Qu’est cet homme ? Une grappe de serpents sauvages entrelacés, qui rarement se supportent tranquillement – alors ils s’en vont, chacun de son côté, pour chercher leur butin de par le monde.
Voyez ce pauvre corps ! Ses souffrances et ses désirs, sa pauvre âme essaya de les comprendre – elle crut qu’ils étaient le plaisir et l’envie criminelle d’atteindre le bonheur du couteau.
Celui qui tombe malade maintenant est surpris par le mal qui est le mal de ce moment : il veut faire souffrir avec ce qui le fait souffrir. Mais il y a eu d’autres temps, il y a eu un autre bien et un autre mal.
Autrefois, le doute et l’ambition personnelle étaient des crimes. Alors le malade devenait hérétique et sorcière ; comme hérétique et sorcière, il souffrait et voulait faire souffrir.

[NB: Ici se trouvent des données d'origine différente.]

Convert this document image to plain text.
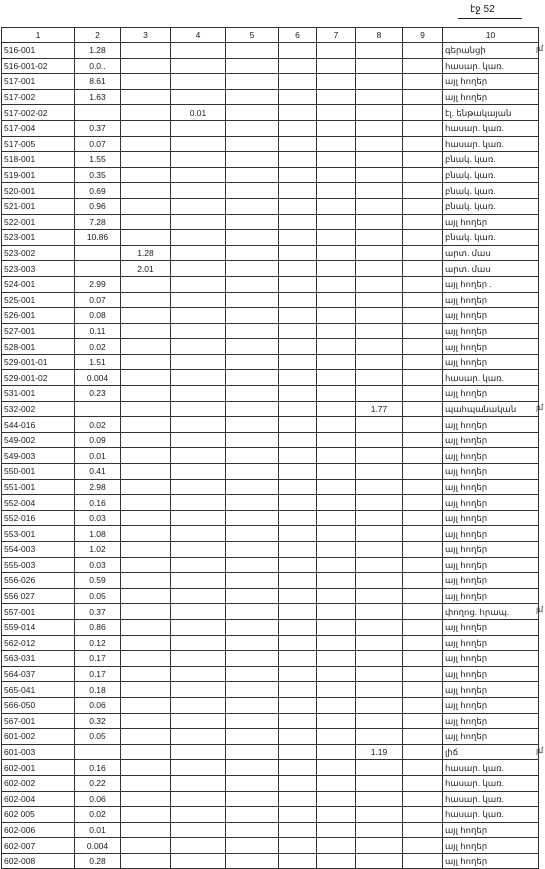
էջ 52
1	2	3	4	5	6	7	8	9	10
516-001	1.28								գերանցի
516-001-02	0.0..								հասար. կառ.
517-001	8.61								այլ հողեր
517-002	1.63								այլ հողեր
517-002-02			0.01						էլ. ենթակայան
517-004	0.37								հասար. կառ.
517-005	0.07								հասար. կառ.
518-001	1.55								բնակ. կառ.
519-001	0.35								բնակ. կառ.
520-001	0.69								բնակ. կառ.
521-001	0.96								բնակ. կառ.
522-001	7.28								այլ հողեր
523-001	10.86								բնակ. կառ.
523-002		1.28							արտ. մաս
523-003		2.01							արտ. մաս
524-001	2.99								այլ հողեր .
525-001	0.07								այլ հողեր
526-001	0.08								այլ հողեր
527-001	0.11								այլ հողեր
528-001	0.02								այլ հողեր
529-001-01	1.51								այլ հողեր
529-001-02	0.004								հասար. կառ.
531-001	0.23								այլ հողեր
532-002							1.77		պահպանական
544-016	0.02								այլ հողեր
549-002	0.09								այլ հողեր
549-003	0.01								այլ հողեր
550-001	0.41								այլ հողեր
551-001	2.98								այլ հողեր
552-004	0.16								այլ հողեր
552-016	0.03								այլ հողեր
553-001	1.08								այլ հողեր
554-003	1.02								այլ հողեր
555-003	0.03								այլ հողեր
556-026	0.59								այլ հողեր
556 027	0.05								այլ հողեր
557-001	0.37								փողոց. հրապ.
559-014	0.86								այլ հողեր
562-012	0.12								այլ հողեր
563-031	0.17								այլ հողեր
564-037	0.17								այլ հողեր
565-041	0.18								այլ հողեր
566-050	0.06								այլ հողեր
567-001	0.32								այլ հողեր
601-002	0.05								այլ հողեր
601-003							1.19		լիճ
602-001	0.16								հասար. կառ.
602-002	0.22								հասար. կառ.
602-004	0.06								հասար. կառ.
602 005	0.02								հասար. կառ.
602-006	0.01								այլ հողեր
602-007	0.004								այլ հողեր
602-008	0.28								այլ հողեր
յմ
յմ
յմ
յմ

Mais vous ne voulez pas m’entendre : Ce serait nuisible pour ceux d’entre vous qui sont bons, dites-vous. Mais que m’importe vos hommes bons !
Chez vos hommes bons, il y a bien des choses qui me dégoûtent et ce n’est vraiment pas leur mal. Je voudrais qu’ils aient une folie dont ils périssent comme ce pâle criminel !
Vraiment, je voudrais que cette folie s’appelât vérité, ou fidélité, ou justice : mais leur vertu consiste à vivre longtemps dans un misérable contentement de soi.
Je suis un garde-fou au bord du fleuve : que celui qui peut me saisir me saisisse ! Je ne suis pas votre béquille.
Ainsi parlait Zarathoustra.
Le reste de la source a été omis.